To provide data security and high availability in terms of data service, each partition is stored as multiple physical copies. Each copy is called a replica of the partition. Each replica may include three major types of data: static data stored in the SSTable on the disk, incremental data stored in the MemTable in the memory, and logs that record transactions. Several replica types are available depending on the types of data stored. This is to support the different business preferences in terms of data security, performance scalability, availability, and cost.
Full-featured replica
A general-purpose replica that has a full set of data types and features including transaction logs, a MemTable, and an SSTable. This replica can quickly upgrade to be the leader to provide services for external applications.
Log replica
A replica that contains only logs. It has no MemTable or SSTable. It provides log services for external applications and participates in log voting. It can facilitate the recovery of other replicas, but it can not upgrade to be the leader to provide database services.
Read-only replica
A replica that contains complete logs, a MemTable, and an SSTable. However, its logs are special. It does not participate in log voting as a member of the Paxos group. Instead, it works as a listener that replicates the logs from the Paxos group members and then replays the logs locally.

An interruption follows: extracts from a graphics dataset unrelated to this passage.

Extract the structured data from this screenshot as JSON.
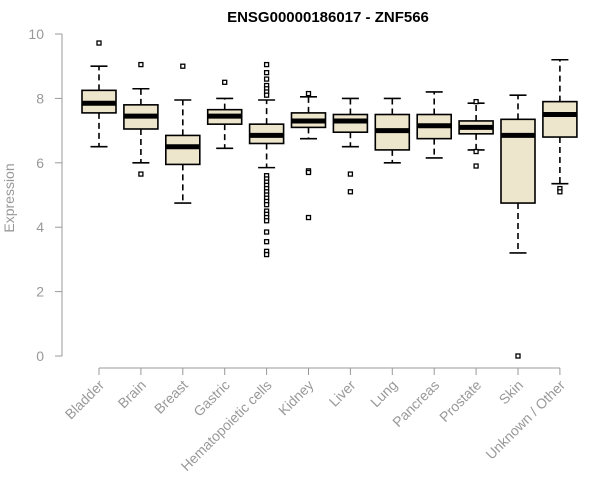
{
  "chart_data": {
    "type": "box",
    "title": "ENSG00000186017 - ZNF566",
    "ylabel": "Expression",
    "xlabel": "",
    "ylim": [
      0,
      10
    ],
    "yticks": [
      0,
      2,
      4,
      6,
      8,
      10
    ],
    "box_fill": "#ede6cc",
    "box_stroke": "#000000",
    "categories": [
      "Bladder",
      "Brain",
      "Breast",
      "Gastric",
      "Hematopoietic cells",
      "Kidney",
      "Liver",
      "Lung",
      "Pancreas",
      "Prostate",
      "Skin",
      "Unknown / Other"
    ],
    "boxes": [
      {
        "whisker_low": 6.5,
        "q1": 7.55,
        "median": 7.85,
        "q3": 8.25,
        "whisker_high": 9.0,
        "outliers": [
          9.72
        ]
      },
      {
        "whisker_low": 6.0,
        "q1": 7.05,
        "median": 7.45,
        "q3": 7.8,
        "whisker_high": 8.3,
        "outliers": [
          9.05,
          5.65
        ]
      },
      {
        "whisker_low": 4.75,
        "q1": 5.95,
        "median": 6.5,
        "q3": 6.85,
        "whisker_high": 7.95,
        "outliers": [
          9.0
        ]
      },
      {
        "whisker_low": 6.45,
        "q1": 7.2,
        "median": 7.45,
        "q3": 7.65,
        "whisker_high": 8.0,
        "outliers": [
          8.5
        ]
      },
      {
        "whisker_low": 5.85,
        "q1": 6.6,
        "median": 6.85,
        "q3": 7.2,
        "whisker_high": 7.95,
        "outliers": [
          9.05,
          8.8,
          8.6,
          8.4,
          8.3,
          8.2,
          8.1,
          5.6,
          5.5,
          5.4,
          5.3,
          5.2,
          5.1,
          5.0,
          4.9,
          4.8,
          4.7,
          4.5,
          4.4,
          4.3,
          4.2,
          3.85,
          3.55,
          3.25,
          3.15
        ]
      },
      {
        "whisker_low": 6.75,
        "q1": 7.1,
        "median": 7.3,
        "q3": 7.55,
        "whisker_high": 8.05,
        "outliers": [
          8.15,
          5.75,
          5.7,
          4.3
        ]
      },
      {
        "whisker_low": 6.5,
        "q1": 6.95,
        "median": 7.3,
        "q3": 7.5,
        "whisker_high": 8.0,
        "outliers": [
          5.65,
          5.1
        ]
      },
      {
        "whisker_low": 6.0,
        "q1": 6.4,
        "median": 7.0,
        "q3": 7.5,
        "whisker_high": 8.0,
        "outliers": []
      },
      {
        "whisker_low": 6.15,
        "q1": 6.75,
        "median": 7.15,
        "q3": 7.5,
        "whisker_high": 8.2,
        "outliers": []
      },
      {
        "whisker_low": 6.4,
        "q1": 6.9,
        "median": 7.1,
        "q3": 7.3,
        "whisker_high": 7.85,
        "outliers": [
          7.9,
          6.35,
          5.9
        ]
      },
      {
        "whisker_low": 3.2,
        "q1": 4.75,
        "median": 6.85,
        "q3": 7.35,
        "whisker_high": 8.1,
        "outliers": [
          0.0
        ]
      },
      {
        "whisker_low": 5.35,
        "q1": 6.8,
        "median": 7.5,
        "q3": 7.9,
        "whisker_high": 9.2,
        "outliers": [
          5.2,
          5.1
        ]
      }
    ]
  }
}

When an application has low data reading consistency requirements, these replicas can provide the read-only services. They are not part of the Paxos group. Therefore they will not cause an increase in the transaction commit delay because the voting membership is not expanded.
The differences among the three replica types are detailed below:
| Type | LOG | MemTable | SSTable | Data security | Time for regaining leadership | Resource cost | Services | Name (abbreviation) |
|---|---|---|---|---|---|---|---|---|
| Full-featured replica | It has logs and participates in voting (SYNC_CLOG). | Yes (WITH_MEMSTORE) | Yes (WITH_SSSTORE) | High | Fast | High | Provides data reading and writing services as the leader and non-consistent reading services as a follower | FULL (F) |
| Log replica | It has logs and participates in voting (SYNC_CLOG). | No (WITHOUT_MEMSTORE) | No (WITHOUT_SSSTORE) | Low | Not supported | Low | Not readable or writable | LOGONLY (L) |
| Read-only replica | It has asynchronous logs. It is only a listener instead of a member of the Paxos group (ASYNC_CLOG). | Yes (WITH_MEMSTORE) | Yes (WITH_SSSTORE) | Medium | Not supported | High | Non-consistent reading | READONLY (R) |
Partitions created under a tenant are stored in resource units. These resource units determine the number and distribution of partition replicas.

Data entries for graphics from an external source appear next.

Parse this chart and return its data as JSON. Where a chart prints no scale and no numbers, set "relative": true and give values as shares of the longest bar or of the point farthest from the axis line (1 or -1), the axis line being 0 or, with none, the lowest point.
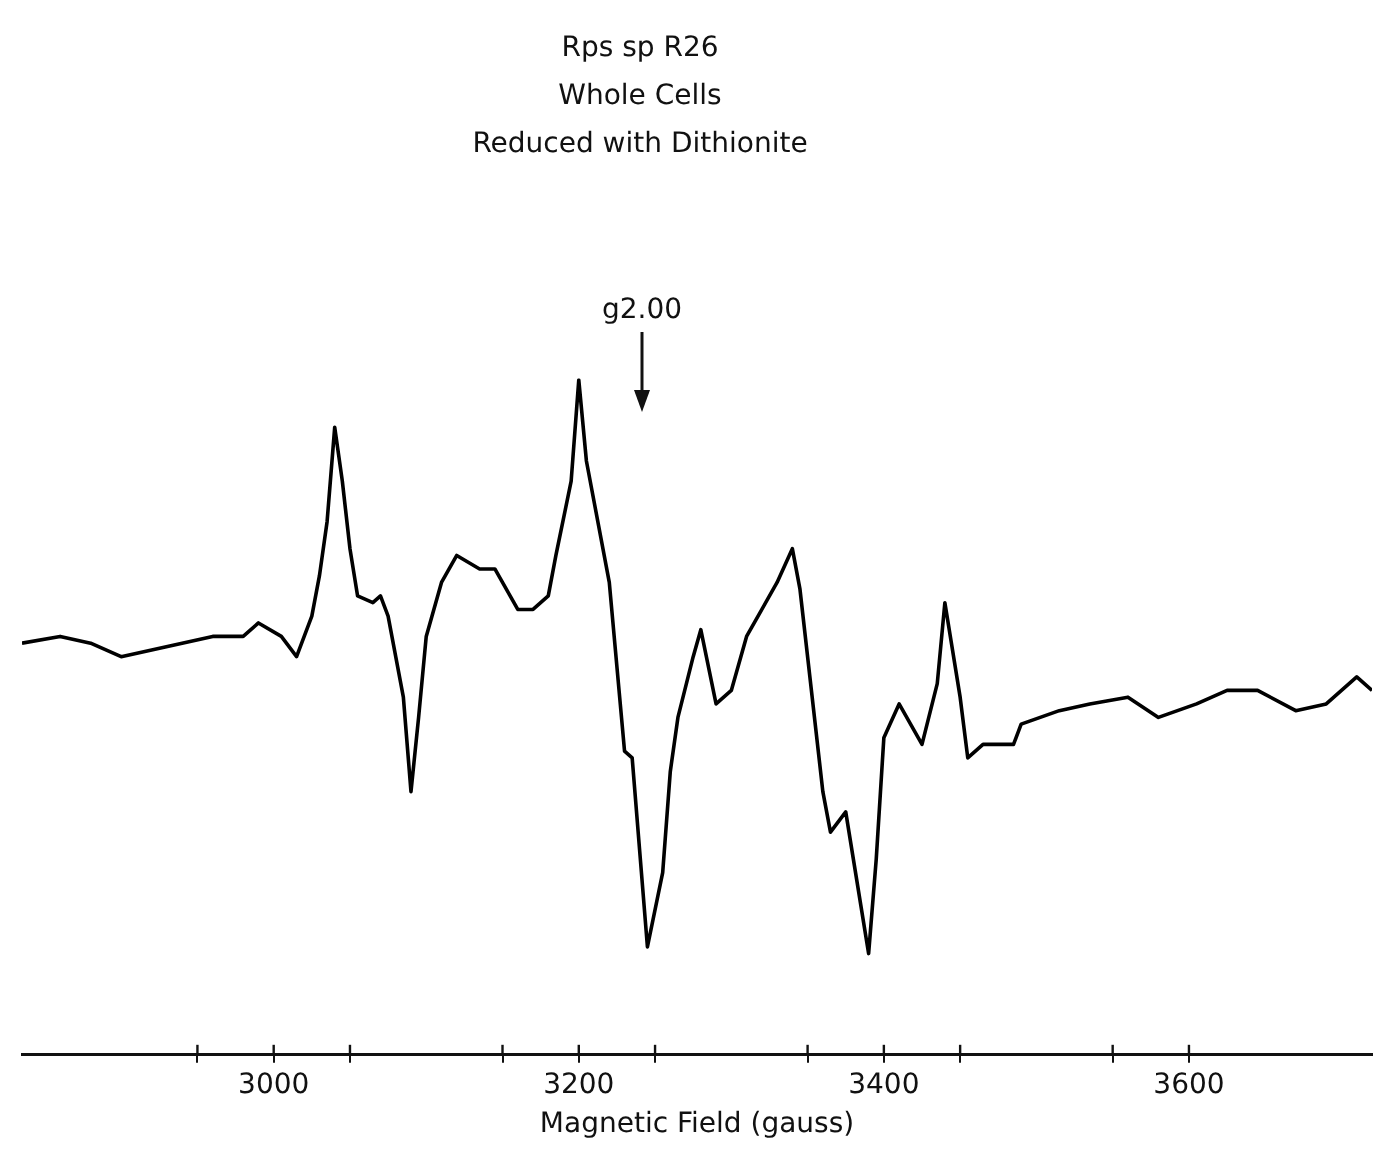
{
  "chart_data": {
    "type": "line",
    "title": "Rps sp R26",
    "subtitle": "Whole Cells\nReduced with Dithionite",
    "xlabel": "Magnetic Field (gauss)",
    "relative": true,
    "legend": false,
    "grid": false,
    "marker": "none",
    "line_style": "solid",
    "tick_labels": "x",
    "xlim": [
      2835,
      3720
    ],
    "xticks": [
      {
        "value": 2950,
        "label": null
      },
      3000,
      {
        "value": 3050,
        "label": null
      },
      {
        "value": 3150,
        "label": null
      },
      3200,
      {
        "value": 3250,
        "label": null
      },
      {
        "value": 3350,
        "label": null
      },
      3400,
      {
        "value": 3450,
        "label": null
      },
      {
        "value": 3550,
        "label": null
      },
      3600
    ],
    "annotations": [
      "g2.00"
    ],
    "series": [
      {
        "color": "#000000",
        "x": [
          2835,
          2860,
          2880,
          2900,
          2920,
          2940,
          2960,
          2980,
          2990,
          3005,
          3015,
          3025,
          3030,
          3035,
          3040,
          3045,
          3050,
          3055,
          3065,
          3070,
          3075,
          3085,
          3090,
          3095,
          3100,
          3110,
          3120,
          3135,
          3145,
          3155,
          3160,
          3170,
          3180,
          3185,
          3195,
          3200,
          3205,
          3220,
          3230,
          3235,
          3245,
          3255,
          3260,
          3265,
          3275,
          3280,
          3290,
          3300,
          3310,
          3325,
          3330,
          3340,
          3345,
          3360,
          3365,
          3375,
          3380,
          3390,
          3395,
          3400,
          3410,
          3420,
          3425,
          3435,
          3440,
          3450,
          3455,
          3465,
          3485,
          3490,
          3515,
          3535,
          3560,
          3580,
          3605,
          3625,
          3645,
          3670,
          3690,
          3710,
          3720
        ],
        "values": [
          0.61,
          0.62,
          0.61,
          0.59,
          0.6,
          0.61,
          0.62,
          0.62,
          0.64,
          0.62,
          0.59,
          0.65,
          0.71,
          0.79,
          0.93,
          0.85,
          0.75,
          0.68,
          0.67,
          0.68,
          0.65,
          0.53,
          0.39,
          0.5,
          0.62,
          0.7,
          0.74,
          0.72,
          0.72,
          0.68,
          0.66,
          0.66,
          0.68,
          0.74,
          0.85,
          1,
          0.88,
          0.7,
          0.45,
          0.44,
          0.16,
          0.27,
          0.42,
          0.5,
          0.59,
          0.63,
          0.52,
          0.54,
          0.62,
          0.68,
          0.7,
          0.75,
          0.69,
          0.39,
          0.33,
          0.36,
          0.29,
          0.15,
          0.29,
          0.47,
          0.52,
          0.48,
          0.46,
          0.55,
          0.67,
          0.53,
          0.44,
          0.46,
          0.46,
          0.49,
          0.51,
          0.52,
          0.53,
          0.5,
          0.52,
          0.54,
          0.54,
          0.51,
          0.52,
          0.56,
          0.54
        ]
      }
    ]
  }
}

In an OceanBase Database cluster, zones serve as the boundary for the replication of partitions. In general, each zone stores the replica for all data, and each partition has one and only one replica in any given zone. If a tenant's resource units consist of three zones distributed in a single region, partitions created under this tenant will have three replicas, with one in each zone. If a tenant's resource units consist of five zones distributed across three regions, partitions created under this tenant will have five replicas.
Among a partition's many replicas, one is elected as the leader. The leader provides database services, enables data reading and writing, and, through the Paxos protocol, synchronizes data modifications among the replicas through redo logs. The follower replicas replay the redo logs synchronized to them to remain consistent with the leader.
Election of the leader is determined by the primary_zone property of the tenant. You can specify this property when you create a tenant and execute an ALTER statement to modify it.
Example: creating a tenant and specify its primary_zone
The following statement creates a tenant with a primary_zone in zone1. primary_zone='zone1' means all partitions created in the local_warehouse tenant will have their leader located in zone1. Replicas in other zones may only be elected as the leader if zone1 fails.
create tenant tt1 replica_num = 1, primary_zone='zone1', resource_pool_list=('pool_large1');
You can specify multiple zones for primary_zone and specify their priority.
For example:
primary_zone='zone1,zone2' means the that replicas in zone1 and zone2 have the equal chance to be elected as the leader.
primary_zone='zone1;zone2;zone3' means that the leader is elected from replicas in zone1. If zone1 fails, the leader is elected from replicas in zone2.
When you set the primary_zone parameter, use a comma between two zones to mean that the zones are of the same priority and use a semicolon to mean that the zone before the semicolon has a higher priority than the one after it. You can also use commas and semicolons in conjunction. For example, primary_zone='zone1,zone2;zone3,zone4;zone5' means that replicas in zone1 and zone2 have the equal chance to be elected as the leader. When zone1 fails, the leader is elected from replicas in zone2. If both zone1 and zone2 fail, replicas in zone3 and zone4 have the equal chance to be elected as the leader.